Your farming might look a little different. Certainly the farms that do this kind of agriculture look messier—you know, they’re not in neat rows with bare soil between them. There’s a lot of stuff going on there, and sometimes the farmers change and add businesses that they might not have thought about before. You know, they might add in a rotation of goats over their field, or a rotation of chickens over their field. But the thing about it is that farmers can be really successful using this method, and they can go back to a kind of farming that inspired them in the first place to get into farming. You know, mostly farmers love their land. They love their land, they love seeing things grow. They don’t want to put on hazmat suits and spray.

So I think that that’s the greatest single factor in propelling this forward: that farmers can be successful at doing this. The big losers for regenerative agriculture are the big chemical companies and the big industrial ag companies.
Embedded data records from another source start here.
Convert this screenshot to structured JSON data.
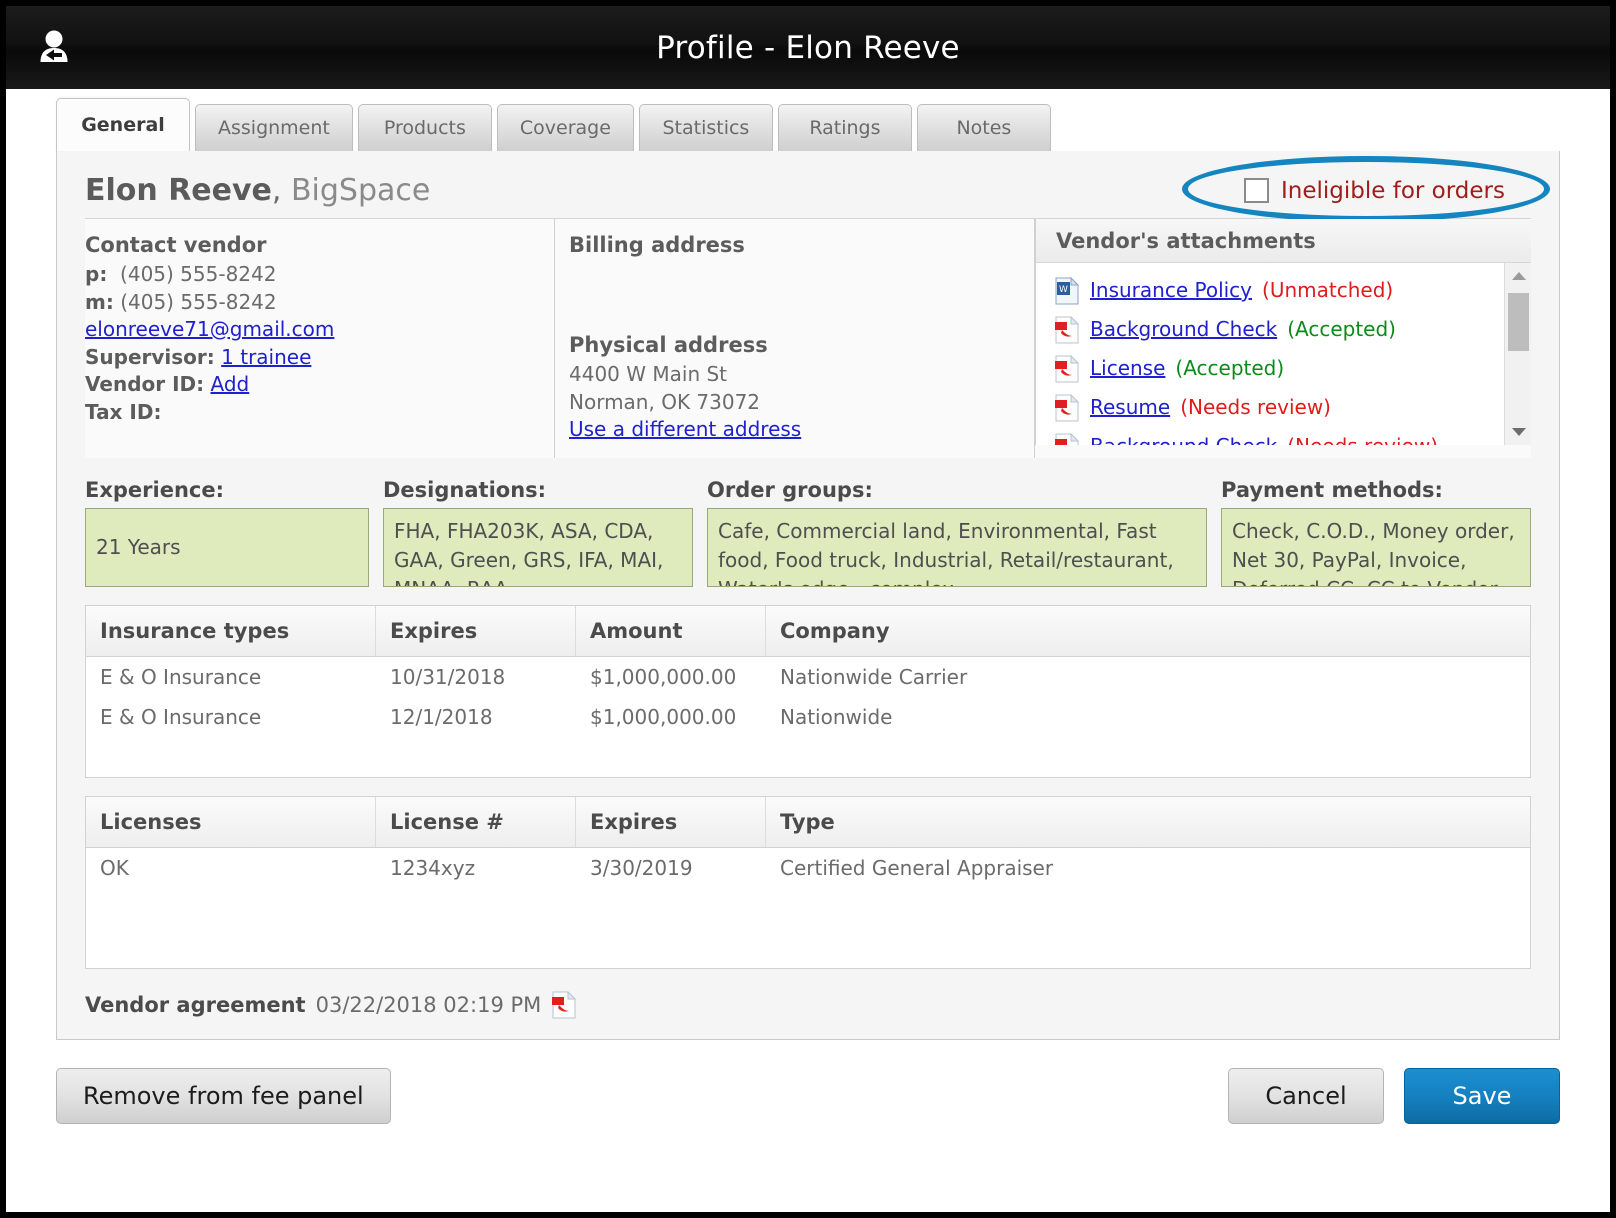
{
  "window": {
    "title": "Profile - Elon Reeve",
    "icon": "person-arrow-icon"
  },
  "tabs": [
    {
      "label": "General",
      "active": true
    },
    {
      "label": "Assignment",
      "active": false
    },
    {
      "label": "Products",
      "active": false
    },
    {
      "label": "Coverage",
      "active": false
    },
    {
      "label": "Statistics",
      "active": false
    },
    {
      "label": "Ratings",
      "active": false
    },
    {
      "label": "Notes",
      "active": false
    }
  ],
  "header": {
    "vendor_name": "Elon Reeve",
    "separator": ", ",
    "company": "BigSpace",
    "ineligible_label": "Ineligible for orders",
    "ineligible_checked": false,
    "highlight_color": "#1585c0",
    "ineligible_color": "#a01d1d"
  },
  "contact": {
    "title": "Contact vendor",
    "phone_label": "p:",
    "phone": "(405) 555-8242",
    "mobile_label": "m:",
    "mobile": "(405) 555-8242",
    "email": "elonreeve71@gmail.com",
    "supervisor_label": "Supervisor:",
    "supervisor_value": "1 trainee",
    "vendor_id_label": "Vendor ID:",
    "vendor_id_value": "Add",
    "tax_id_label": "Tax ID:",
    "tax_id_value": ""
  },
  "billing": {
    "title": "Billing address",
    "physical_title": "Physical address",
    "street": "4400 W Main St",
    "city_state_zip": "Norman, OK 73072",
    "different_address_link": "Use a different address"
  },
  "attachments": {
    "title": "Vendor's attachments",
    "items": [
      {
        "icon": "word-doc-icon",
        "name": "Insurance Policy",
        "status": "(Unmatched)",
        "status_type": "red"
      },
      {
        "icon": "pdf-doc-icon",
        "name": "Background Check",
        "status": "(Accepted)",
        "status_type": "green"
      },
      {
        "icon": "pdf-doc-icon",
        "name": "License",
        "status": "(Accepted)",
        "status_type": "green"
      },
      {
        "icon": "pdf-doc-icon",
        "name": "Resume",
        "status": "(Needs review)",
        "status_type": "red"
      },
      {
        "icon": "pdf-doc-icon",
        "name": "Background Check",
        "status": "(Needs review)",
        "status_type": "red"
      }
    ]
  },
  "fields": {
    "experience_title": "Experience:",
    "experience_value": "21 Years",
    "designations_title": "Designations:",
    "designations_value": "FHA, FHA203K, ASA, CDA, GAA, Green, GRS, IFA, MAI, MNAA, RAA,",
    "order_groups_title": "Order groups:",
    "order_groups_value": "Cafe, Commercial land, Environmental, Fast food, Food truck, Industrial, Retail/restaurant, Water's edge - complex",
    "payment_methods_title": "Payment methods:",
    "payment_methods_value": "Check, C.O.D., Money order, Net 30, PayPal, Invoice, Deferred CC, CC to Vendor",
    "box_color": "#dfeabd"
  },
  "insurance_table": {
    "columns": [
      "Insurance types",
      "Expires",
      "Amount",
      "Company"
    ],
    "rows": [
      [
        "E & O Insurance",
        "10/31/2018",
        "$1,000,000.00",
        "Nationwide Carrier"
      ],
      [
        "E & O Insurance",
        "12/1/2018",
        "$1,000,000.00",
        "Nationwide"
      ]
    ]
  },
  "licenses_table": {
    "columns": [
      "Licenses",
      "License #",
      "Expires",
      "Type"
    ],
    "rows": [
      [
        "OK",
        "1234xyz",
        "3/30/2019",
        "Certified General Appraiser"
      ]
    ]
  },
  "agreement": {
    "label": "Vendor agreement",
    "date": "03/22/2018 02:19 PM",
    "icon": "pdf-doc-icon"
  },
  "footer": {
    "remove_label": "Remove from fee panel",
    "cancel_label": "Cancel",
    "save_label": "Save",
    "save_color": "#1581c0"
  }
}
If people are learning how to farm, working with nature, and getting the same kind of results by understanding nature that they used to get from big heavy machines and spraying chemicals, then that’s a big loss for those big agribusinesses.

So that really is the thing that’s propelling this movement, is that farmers, on their own land, are determining, hey, I can do this a better way. And now I can learn how to do it a better way, because there are other farmers, like Gabe Brown, or there’s the Natural Resources Conservation Service, which is holding educational fora and putting out videos to show me how to do it differently. So this really is a grassroots revolution.

TM: Well, that’s a lovely way to describe it, a grassroots revolution. And I am so with you on this. I think it’s exciting. And I’m also very grateful that you are confirming what those of us in the organic agriculture already know, and that is when conventional tells the public and the world that we don’t get the same results and we can’t feel the world and we don’t have the same quantities and volume that they can produce, that that’s not correct. I think that organic agriculture, in my world, we do and always have put the soil first, and then regenerative, or like I like to say, “agro-ecology,” with not just the same results in yield, but also better results on the environment and on the butterflies and the bees and all the critters, too, that are out there. Kristin, thank you so much for joining us today.

KO: It was really great to talk to you, Theresa.